- Warner Baxter and Rosemary Ames
- Directed by: James Flood
- Screenplay by: Oscar M. Sheridan Jane Storm Lenore Coffee
- Based on: Odd Thursday by Vera Caspary
- Produced by: Al Rockett
- Starring: Warner Baxter Rosemary Ames Rochelle Hudson Mona Barrie
- Cinematography: L. William O'Connell
- Edited by: Dorothy Spencer
- Music by: Louis De Francesco
- Production company: Fox Film Corporation
- Distributed by: Fox Film Corporation
- Release date: June 8, 1934;
- Running time: 81 minutes
- Country: United States
- Language: English

= Such Women Are Dangerous =

1934 film directed by James Flood

Such Women Are Dangerous is a 1934 American pre-Code romantic drama film directed by James Flood and starring Warner Baxter, Rosemary Ames, Rochelle Hudson and Mona Barrie.
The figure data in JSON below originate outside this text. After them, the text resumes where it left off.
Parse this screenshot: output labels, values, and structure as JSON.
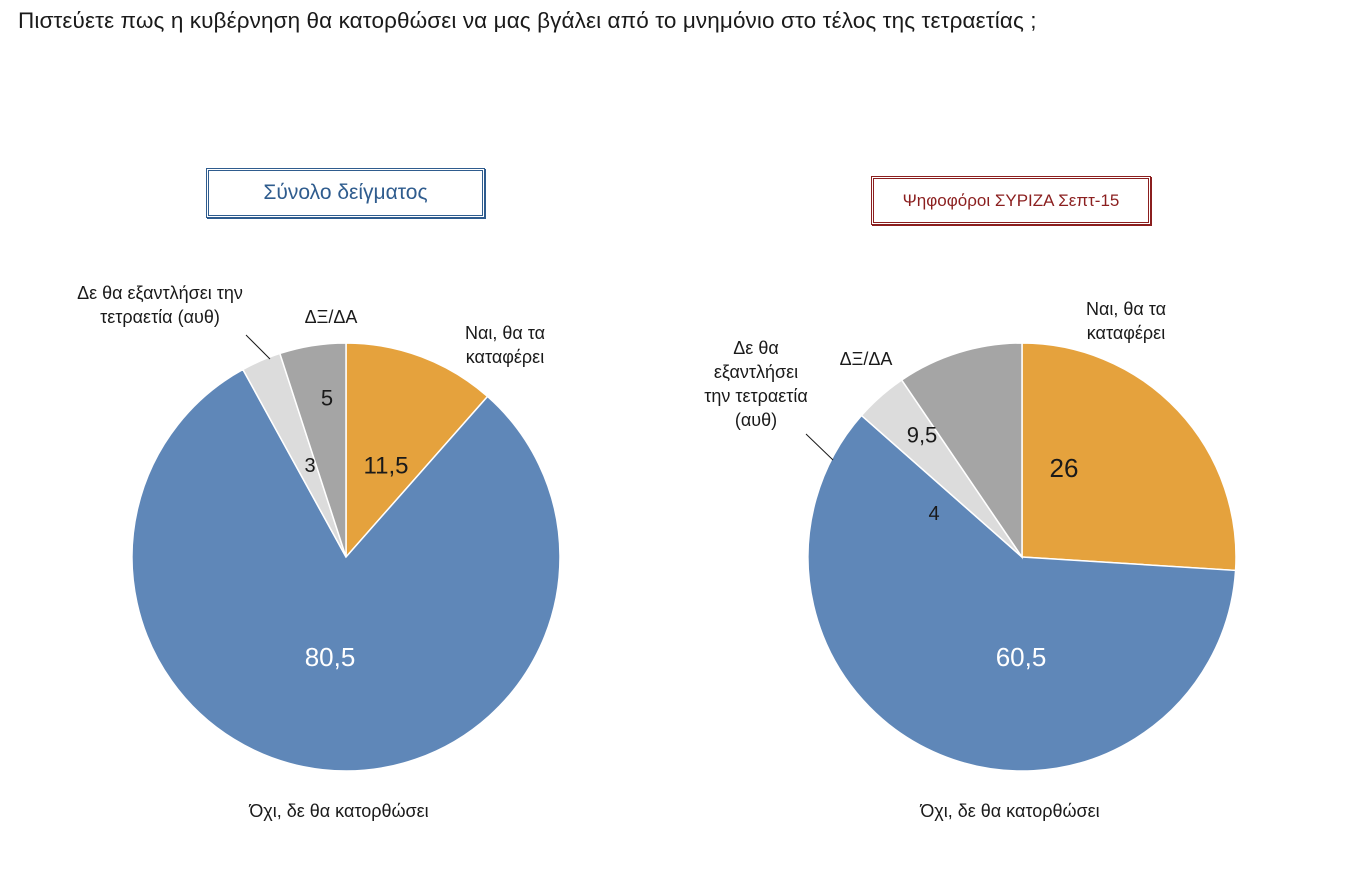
{
  "question": "Πιστεύετε πως η κυβέρνηση θα κατορθώσει να μας βγάλει από το μνημόνιο στο τέλος της τετραετίας ;",
  "chart_data": [
    {
      "type": "pie",
      "title": "Σύνολο δείγματος",
      "slices": [
        {
          "label": "Ναι, θα τα καταφέρει",
          "value": 11.5,
          "value_label": "11,5",
          "color": "#e5a23d"
        },
        {
          "label": "Όχι, δε θα κατορθώσει",
          "value": 80.5,
          "value_label": "80,5",
          "color": "#5f87b8"
        },
        {
          "label": "Δε θα εξαντλήσει την τετραετία (αυθ)",
          "value": 3,
          "value_label": "3",
          "color": "#dcdcdc"
        },
        {
          "label": "ΔΞ/ΔΑ",
          "value": 5,
          "value_label": "5",
          "color": "#a5a5a5"
        }
      ]
    },
    {
      "type": "pie",
      "title": "Ψηφοφόροι ΣΥΡΙΖΑ Σεπτ-15",
      "slices": [
        {
          "label": "Ναι, θα τα καταφέρει",
          "value": 26,
          "value_label": "26",
          "color": "#e5a23d"
        },
        {
          "label": "Όχι, δε θα κατορθώσει",
          "value": 60.5,
          "value_label": "60,5",
          "color": "#5f87b8"
        },
        {
          "label": "Δε θα εξαντλήσει την τετραετία (αυθ)",
          "value": 4,
          "value_label": "4",
          "color": "#dcdcdc"
        },
        {
          "label": "ΔΞ/ΔΑ",
          "value": 9.5,
          "value_label": "9,5",
          "color": "#a5a5a5"
        }
      ]
    }
  ],
  "labels": {
    "left": {
      "yes": [
        "Ναι, θα τα",
        "καταφέρει"
      ],
      "no": "Όχι, δε θα κατορθώσει",
      "exhaust": [
        "Δε θα εξαντλήσει την",
        "τετραετία (αυθ)"
      ],
      "dk": "ΔΞ/ΔΑ"
    },
    "right": {
      "yes": [
        "Ναι, θα τα",
        "καταφέρει"
      ],
      "no": "Όχι, δε θα κατορθώσει",
      "exhaust": [
        "Δε θα",
        "εξαντλήσει",
        "την τετραετία",
        "(αυθ)"
      ],
      "dk": "ΔΞ/ΔΑ"
    }
  }
}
Based on the unpuiblished short story Odd Thursday by Vera Caspary, it was produced and distributed by the Fox Film Corporation.

==Plot==

Michael Shawn, a bestselling writer of novels aimed at the female market, is contemptuous of the women who read his works. His secretary Helen believes he should be working on more serious themes. When during a dictation they are interrupted by the opera singer Wanda Paris practising in a nearby property, Michael goes over to complain but the two strike up a spark and are soon lovers. His life is further complicated by the arrival of Vernie, an aspiring writer from Indiana who is infatuated with him. Rejected by him and suicidal, her body turns up some weeks later and Michael is now in the frame for her murder. Cleared of this, and having discovered that the man Wanda claimed was her manager is in fact her husband, Michael marries Helen and begins writing more serious books.

==Cast==

- Warner Baxter as Michael Shawn
- Rosemary Ames as Helen Hallock
- Rochelle Hudson as Vernie Little
- Mona Barrie as Wanda Paris
- Herbert Mundin as Horatio Hollingsworth Wilson
- Henrietta Crosman as Aunt Sophie Travers
- Lily D. Stuart as Ellison
- Irving Pichel as Stanley
- Jane Barnes as Nancy Ryan
- Matt Moore as George Ryan
- Richard Carle as Thomas H. Delahanty
- Murray Kinnell as Jan Paris
- Frank Conroy as Bronson
- Fred Santley as Hinton
- John Sheehan as Granigan
- Addison Richards as Delange
- Bodil Rosing as Helma
- Douglas Scott as Josef Paris
- James Burke as Detective
- Edward LeSaint as Judge

==Bibliography==
- Solomon, Aubrey. The Fox Film Corporation, 1915-1935: A History and Filmography. McFarland, 2011.